Possible to buy freedom from taxation?

For the right price, you can buy anything. If this is true, how much would it cost to buy the privilege that Bruce Willis requested in the movie Armageddon? No taxes… ever.

Well, it’s apparently not all that expensive, by rich-n-powerful-people standards at least, to buy enough influence with legislators to wangle a serious reduction in your tax burden. I recall that during the 2000 elections, the “Billionaires for Bush or Gore” protest group put together some data showing what a great ROI serious campaign contributing could bring in terms of favorable legislation.

Less anecdotally, last year the Christian Science Monitor did an article on a Government Accounting Office study finding that

Now, I don’t know how much it actually cost corporate interests to get the loopholes and other changes that produced these results, but I’d guess somewhere in the millions.

Moreover, what you seem to be asking about is a formal and explicit agreement with the government that you personally never have to pay any taxes as long as you live. I’m not sure that such a formal agreement is even constitutionally feasible; it sounds more like the classic fairy-tale “the king grants you this boon as a reward for your loyal service” kind of shtick than any real-life tax status agreement that you could negotiate in a modern democracy.

However, if you’re willing to settle for a more informal shady-influence-peddling type of deal, and willing to jump through the necessary tax-evasion hoops like setting up dummy companies and sheltering funds offshore and so on, I’d bet that a few million in the right pockets would buy you a sufficiently favorable legislative environment to shrink your current tax burden down to nil.

Of course, it’s not always shady deals. Basically, paying for enough accountants and lawyers buys you tax freedom. There’s always some obscure loopholes or weird foregn-bank involved transactions that are technically legal and wholly improper.

It is nonsense that “enough money” can buy anything. Do you really think that anyone would be allowed to purchase the White House or the US Capitol from the United States Government?

Similarly, using money to influence laws in the way proposed by the OP is most certainly illegal. I would propose that you could avoid all taxes by trying to bribe a congressman with a trivial amount, possibly leading to a conviction on the charge of bribery. So long as you avoid doing prison labor, I’d imagine that you would have no income while in prison, thereby avoiding taxes entirely.

OTOH, it would be perfetly legal to buy “taxation insurance” by which you pay a insurance company a lump sum and they pay your taxes for you for the rest of your life. I don’t really see much of a demand for such a product though.

It is perfectly possible to arrange your affairs to avoid most, if not all taxation. IIRC Sri Lanka offered some sort of deal along those lines to geniuses they invite with the idea of putting the place on the map.

Of course, doing such a thing would cost a lot. You would have to get rid of all your US (European, whatever) income and move it elsewhere. That would almost certainly involve more risk and less return.

Why not just take all the money, put it into cash, real bank notes, and put it under your mattress? No income, no income tax. Of course you would be forgoing the interest on your posterpedic.

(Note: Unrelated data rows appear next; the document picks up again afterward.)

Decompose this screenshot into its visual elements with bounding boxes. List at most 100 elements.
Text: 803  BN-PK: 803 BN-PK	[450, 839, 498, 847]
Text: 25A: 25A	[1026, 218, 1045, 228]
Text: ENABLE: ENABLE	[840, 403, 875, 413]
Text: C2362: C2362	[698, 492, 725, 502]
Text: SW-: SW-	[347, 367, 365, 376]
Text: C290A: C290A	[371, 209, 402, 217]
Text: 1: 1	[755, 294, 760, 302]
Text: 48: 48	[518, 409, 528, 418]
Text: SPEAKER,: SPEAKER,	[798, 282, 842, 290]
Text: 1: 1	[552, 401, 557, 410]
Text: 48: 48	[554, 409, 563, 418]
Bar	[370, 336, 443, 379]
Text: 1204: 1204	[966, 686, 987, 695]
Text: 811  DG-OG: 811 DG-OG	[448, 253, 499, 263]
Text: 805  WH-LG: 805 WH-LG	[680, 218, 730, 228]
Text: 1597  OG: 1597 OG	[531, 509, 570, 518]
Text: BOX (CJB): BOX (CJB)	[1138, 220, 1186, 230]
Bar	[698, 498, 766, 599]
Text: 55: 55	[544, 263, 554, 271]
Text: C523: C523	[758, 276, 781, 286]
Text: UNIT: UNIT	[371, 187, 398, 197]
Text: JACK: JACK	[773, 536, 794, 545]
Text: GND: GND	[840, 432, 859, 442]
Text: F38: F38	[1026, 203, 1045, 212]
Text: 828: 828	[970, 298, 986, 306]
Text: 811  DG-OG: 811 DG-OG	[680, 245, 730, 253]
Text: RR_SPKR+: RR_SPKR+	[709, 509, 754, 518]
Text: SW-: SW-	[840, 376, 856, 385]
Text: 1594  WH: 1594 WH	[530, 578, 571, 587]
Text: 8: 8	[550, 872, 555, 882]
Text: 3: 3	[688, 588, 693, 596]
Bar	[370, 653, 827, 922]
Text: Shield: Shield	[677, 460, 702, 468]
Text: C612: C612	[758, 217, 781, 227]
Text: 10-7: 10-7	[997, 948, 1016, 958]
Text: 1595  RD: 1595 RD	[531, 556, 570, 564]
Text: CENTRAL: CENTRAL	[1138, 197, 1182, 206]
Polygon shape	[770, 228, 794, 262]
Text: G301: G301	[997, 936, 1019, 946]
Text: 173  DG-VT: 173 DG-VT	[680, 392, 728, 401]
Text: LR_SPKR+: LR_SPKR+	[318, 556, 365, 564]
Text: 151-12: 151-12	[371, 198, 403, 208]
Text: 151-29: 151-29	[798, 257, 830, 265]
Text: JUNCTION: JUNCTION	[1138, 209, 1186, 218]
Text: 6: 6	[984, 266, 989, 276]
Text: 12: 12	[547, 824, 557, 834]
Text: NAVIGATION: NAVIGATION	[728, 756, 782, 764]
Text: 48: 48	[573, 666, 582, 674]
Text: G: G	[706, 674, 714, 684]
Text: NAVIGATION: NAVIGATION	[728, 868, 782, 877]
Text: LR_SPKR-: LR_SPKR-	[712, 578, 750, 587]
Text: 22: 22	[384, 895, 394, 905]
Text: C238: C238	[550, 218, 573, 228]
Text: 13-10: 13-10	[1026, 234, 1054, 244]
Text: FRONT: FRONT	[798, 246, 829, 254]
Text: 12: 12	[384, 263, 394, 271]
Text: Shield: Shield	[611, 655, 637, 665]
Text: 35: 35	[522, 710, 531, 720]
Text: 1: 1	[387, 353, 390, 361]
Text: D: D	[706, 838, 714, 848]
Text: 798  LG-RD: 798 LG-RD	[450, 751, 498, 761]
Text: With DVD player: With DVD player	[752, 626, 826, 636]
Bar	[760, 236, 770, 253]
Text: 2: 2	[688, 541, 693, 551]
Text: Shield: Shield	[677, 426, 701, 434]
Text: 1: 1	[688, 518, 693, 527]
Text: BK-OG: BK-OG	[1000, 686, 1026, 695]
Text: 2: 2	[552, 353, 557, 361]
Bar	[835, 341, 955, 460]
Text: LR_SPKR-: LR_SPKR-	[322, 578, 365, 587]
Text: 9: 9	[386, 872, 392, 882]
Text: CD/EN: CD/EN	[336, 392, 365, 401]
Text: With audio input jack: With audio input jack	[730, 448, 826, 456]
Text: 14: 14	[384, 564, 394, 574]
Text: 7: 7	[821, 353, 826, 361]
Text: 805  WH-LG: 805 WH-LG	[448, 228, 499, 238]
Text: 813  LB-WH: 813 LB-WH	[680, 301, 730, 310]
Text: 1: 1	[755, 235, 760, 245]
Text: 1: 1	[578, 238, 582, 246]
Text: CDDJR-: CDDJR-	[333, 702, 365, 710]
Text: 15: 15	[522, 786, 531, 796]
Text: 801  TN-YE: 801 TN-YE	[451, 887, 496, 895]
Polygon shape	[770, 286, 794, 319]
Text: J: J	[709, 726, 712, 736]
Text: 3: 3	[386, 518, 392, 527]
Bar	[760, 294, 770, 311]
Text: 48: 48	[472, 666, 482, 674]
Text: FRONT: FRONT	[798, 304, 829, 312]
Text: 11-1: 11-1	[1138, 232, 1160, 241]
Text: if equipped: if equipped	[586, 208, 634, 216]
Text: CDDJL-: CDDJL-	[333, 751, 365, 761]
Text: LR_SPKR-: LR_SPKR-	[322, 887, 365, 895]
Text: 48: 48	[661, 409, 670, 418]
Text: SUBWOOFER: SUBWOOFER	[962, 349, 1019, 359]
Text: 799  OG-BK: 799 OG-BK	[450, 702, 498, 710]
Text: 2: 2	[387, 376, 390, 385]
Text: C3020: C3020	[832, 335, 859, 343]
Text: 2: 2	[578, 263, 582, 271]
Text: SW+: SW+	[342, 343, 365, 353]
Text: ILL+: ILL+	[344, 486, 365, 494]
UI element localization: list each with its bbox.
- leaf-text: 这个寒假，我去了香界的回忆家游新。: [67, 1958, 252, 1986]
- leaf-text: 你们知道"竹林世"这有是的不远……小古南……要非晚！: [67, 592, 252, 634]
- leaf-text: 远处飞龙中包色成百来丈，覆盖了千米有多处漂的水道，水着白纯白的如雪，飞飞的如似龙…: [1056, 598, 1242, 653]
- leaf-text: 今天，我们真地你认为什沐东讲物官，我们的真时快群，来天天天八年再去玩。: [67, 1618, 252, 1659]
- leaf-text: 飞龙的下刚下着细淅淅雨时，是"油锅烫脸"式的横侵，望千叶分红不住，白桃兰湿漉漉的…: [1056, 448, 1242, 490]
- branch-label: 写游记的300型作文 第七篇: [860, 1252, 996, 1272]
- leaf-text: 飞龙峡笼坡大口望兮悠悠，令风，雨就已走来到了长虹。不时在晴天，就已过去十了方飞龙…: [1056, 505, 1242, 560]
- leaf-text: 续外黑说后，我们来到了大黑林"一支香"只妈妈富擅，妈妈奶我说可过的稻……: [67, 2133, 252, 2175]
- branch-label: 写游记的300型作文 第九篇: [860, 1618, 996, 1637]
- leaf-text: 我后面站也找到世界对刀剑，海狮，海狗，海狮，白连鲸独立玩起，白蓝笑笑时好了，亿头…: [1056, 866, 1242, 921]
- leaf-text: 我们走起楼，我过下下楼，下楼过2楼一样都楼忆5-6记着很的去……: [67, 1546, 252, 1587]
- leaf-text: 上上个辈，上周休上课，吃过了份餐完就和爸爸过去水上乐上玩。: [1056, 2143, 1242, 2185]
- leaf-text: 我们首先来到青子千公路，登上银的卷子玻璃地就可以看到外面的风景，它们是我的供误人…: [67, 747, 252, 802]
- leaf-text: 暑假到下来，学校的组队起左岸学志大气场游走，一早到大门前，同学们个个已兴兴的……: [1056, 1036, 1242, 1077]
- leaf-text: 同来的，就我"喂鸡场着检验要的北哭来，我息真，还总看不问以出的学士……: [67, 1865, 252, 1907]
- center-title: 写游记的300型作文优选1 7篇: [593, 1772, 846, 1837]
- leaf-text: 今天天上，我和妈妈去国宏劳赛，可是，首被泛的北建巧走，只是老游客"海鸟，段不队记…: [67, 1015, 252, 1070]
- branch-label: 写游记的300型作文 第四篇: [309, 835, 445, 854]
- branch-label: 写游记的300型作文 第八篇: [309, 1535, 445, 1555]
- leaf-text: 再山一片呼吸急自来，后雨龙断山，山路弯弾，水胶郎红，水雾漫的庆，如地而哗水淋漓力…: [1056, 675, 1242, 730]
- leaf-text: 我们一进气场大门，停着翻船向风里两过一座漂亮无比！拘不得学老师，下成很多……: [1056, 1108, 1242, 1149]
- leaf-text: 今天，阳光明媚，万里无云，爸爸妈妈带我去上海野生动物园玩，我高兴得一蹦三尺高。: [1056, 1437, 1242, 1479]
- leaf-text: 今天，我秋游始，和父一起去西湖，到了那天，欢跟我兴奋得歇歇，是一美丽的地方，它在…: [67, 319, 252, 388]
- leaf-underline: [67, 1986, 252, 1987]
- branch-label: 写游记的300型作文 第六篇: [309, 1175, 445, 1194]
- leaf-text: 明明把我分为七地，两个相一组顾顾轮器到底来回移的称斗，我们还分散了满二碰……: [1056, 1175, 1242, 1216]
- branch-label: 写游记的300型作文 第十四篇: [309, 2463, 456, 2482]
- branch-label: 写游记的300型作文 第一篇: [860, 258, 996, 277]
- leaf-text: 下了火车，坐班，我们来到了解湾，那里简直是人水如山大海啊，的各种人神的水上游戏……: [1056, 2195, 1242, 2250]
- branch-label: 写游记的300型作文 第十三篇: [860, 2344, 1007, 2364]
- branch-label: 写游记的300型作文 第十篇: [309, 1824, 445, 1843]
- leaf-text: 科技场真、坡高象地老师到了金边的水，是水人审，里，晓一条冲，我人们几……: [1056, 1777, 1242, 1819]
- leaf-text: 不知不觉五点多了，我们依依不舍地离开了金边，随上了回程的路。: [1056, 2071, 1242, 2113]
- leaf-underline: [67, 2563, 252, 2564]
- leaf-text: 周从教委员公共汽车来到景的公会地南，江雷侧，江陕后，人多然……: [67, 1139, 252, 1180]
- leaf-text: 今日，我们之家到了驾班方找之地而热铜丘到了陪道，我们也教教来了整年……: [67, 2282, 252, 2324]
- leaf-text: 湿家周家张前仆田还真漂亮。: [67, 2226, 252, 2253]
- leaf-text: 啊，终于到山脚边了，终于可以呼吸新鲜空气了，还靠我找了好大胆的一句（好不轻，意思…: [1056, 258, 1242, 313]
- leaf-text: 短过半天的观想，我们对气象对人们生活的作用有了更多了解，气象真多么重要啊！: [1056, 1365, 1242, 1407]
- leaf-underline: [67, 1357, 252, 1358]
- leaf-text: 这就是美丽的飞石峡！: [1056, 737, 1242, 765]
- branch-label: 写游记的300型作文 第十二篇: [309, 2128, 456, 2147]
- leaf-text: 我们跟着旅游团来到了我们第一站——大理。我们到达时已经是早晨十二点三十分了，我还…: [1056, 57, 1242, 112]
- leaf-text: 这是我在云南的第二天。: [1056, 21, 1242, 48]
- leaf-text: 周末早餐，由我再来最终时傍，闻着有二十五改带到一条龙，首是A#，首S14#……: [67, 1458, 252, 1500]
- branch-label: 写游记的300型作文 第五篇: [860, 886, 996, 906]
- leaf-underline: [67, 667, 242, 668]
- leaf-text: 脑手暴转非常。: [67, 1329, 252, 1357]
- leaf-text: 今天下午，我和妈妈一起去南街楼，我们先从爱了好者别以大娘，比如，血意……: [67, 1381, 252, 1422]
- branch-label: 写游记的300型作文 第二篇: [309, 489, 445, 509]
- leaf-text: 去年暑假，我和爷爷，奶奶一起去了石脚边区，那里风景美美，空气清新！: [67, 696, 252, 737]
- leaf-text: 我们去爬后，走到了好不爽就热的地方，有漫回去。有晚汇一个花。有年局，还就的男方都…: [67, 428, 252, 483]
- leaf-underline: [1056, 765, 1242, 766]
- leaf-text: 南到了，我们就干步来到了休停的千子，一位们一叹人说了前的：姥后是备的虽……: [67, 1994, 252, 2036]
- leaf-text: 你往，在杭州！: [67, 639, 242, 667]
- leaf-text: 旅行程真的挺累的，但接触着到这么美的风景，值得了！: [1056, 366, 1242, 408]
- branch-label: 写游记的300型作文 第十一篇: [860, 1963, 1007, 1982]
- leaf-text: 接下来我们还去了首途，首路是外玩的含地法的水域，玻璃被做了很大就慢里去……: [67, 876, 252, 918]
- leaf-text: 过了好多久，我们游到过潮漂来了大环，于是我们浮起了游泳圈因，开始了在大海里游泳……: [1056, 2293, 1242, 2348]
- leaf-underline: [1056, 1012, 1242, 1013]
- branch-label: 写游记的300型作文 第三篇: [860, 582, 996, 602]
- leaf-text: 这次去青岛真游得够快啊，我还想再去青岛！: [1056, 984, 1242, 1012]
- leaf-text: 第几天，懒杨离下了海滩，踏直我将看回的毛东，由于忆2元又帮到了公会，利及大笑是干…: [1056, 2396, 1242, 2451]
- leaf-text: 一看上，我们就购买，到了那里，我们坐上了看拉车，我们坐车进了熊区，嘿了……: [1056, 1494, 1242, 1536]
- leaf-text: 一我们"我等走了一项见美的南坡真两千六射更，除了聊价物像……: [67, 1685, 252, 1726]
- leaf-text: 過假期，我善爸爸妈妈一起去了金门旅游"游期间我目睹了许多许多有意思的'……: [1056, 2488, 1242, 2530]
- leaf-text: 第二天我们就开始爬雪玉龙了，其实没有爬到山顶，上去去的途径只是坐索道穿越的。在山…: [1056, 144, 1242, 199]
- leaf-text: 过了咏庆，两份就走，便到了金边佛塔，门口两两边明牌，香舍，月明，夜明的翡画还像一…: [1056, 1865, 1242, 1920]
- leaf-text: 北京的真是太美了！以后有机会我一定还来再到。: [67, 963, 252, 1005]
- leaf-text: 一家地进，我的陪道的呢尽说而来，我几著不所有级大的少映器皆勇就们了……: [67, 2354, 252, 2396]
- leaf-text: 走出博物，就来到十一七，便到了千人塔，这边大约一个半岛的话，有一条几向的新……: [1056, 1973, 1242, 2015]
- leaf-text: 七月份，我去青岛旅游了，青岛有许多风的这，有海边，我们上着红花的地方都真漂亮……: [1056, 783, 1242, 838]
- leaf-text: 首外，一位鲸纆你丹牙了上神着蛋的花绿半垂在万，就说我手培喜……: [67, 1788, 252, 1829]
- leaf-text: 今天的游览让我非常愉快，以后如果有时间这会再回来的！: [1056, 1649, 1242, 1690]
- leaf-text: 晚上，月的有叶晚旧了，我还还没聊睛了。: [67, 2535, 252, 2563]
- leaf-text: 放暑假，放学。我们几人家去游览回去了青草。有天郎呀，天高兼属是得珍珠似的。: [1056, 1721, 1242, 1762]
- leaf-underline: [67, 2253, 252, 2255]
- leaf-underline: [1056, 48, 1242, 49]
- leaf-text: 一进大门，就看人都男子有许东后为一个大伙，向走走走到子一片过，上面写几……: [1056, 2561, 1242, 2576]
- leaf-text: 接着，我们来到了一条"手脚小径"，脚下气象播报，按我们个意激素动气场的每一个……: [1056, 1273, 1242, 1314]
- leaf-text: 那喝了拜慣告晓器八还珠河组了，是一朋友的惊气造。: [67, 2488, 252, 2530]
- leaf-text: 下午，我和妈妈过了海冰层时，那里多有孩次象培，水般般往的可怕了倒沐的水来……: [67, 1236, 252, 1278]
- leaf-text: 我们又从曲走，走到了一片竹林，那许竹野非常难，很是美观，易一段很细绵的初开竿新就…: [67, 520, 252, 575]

Yes, I think someone could purchase both the White House and the US Capitol… it’s just that nobody has offered enough. If someone offered $7 trillion, I think you’d see the US govt taking the bid and moving to a new building post-haste.

Perhaps not ‘purchase’, but doesn’t all those millions in political donations at least let you ‘rent’ the White House? :rolleyes:

Wouldn’t you be spending the same amount of money to buy your way out of taxation that you would just paying your taxes the normal way?

So what would the point be?

Suppose it cost a million bucks to do this. For you or I, this might not be worthwhile, but for Bill Gates or Michael Dell, it would be.

But the real reason this question popped into my head was because I was wondering if it were feasible to opt-out of the US tax burden and the national debt. Nobody likes to pay taxes. Nobody likes to hear that their share of the debt is $26 thousand and change.

But supposing every citizen paid their share of the debt and paid into a national endowment. They could collectively say, ok… here’s the money for the present and all future government services. Better use it wisely, because we’re not paying another cent.

Putting aside the potential for fraud, corruption and massive fiscal mismanagement, I think if you waved $N trillion under the nose of the US govt, they might actually let you do it.

Actually, most of the point of “donations” isn’t to avoid taxes; it’s to get a minor regulation boost or legal loophole somewhere or get a little federal dough pushed your way.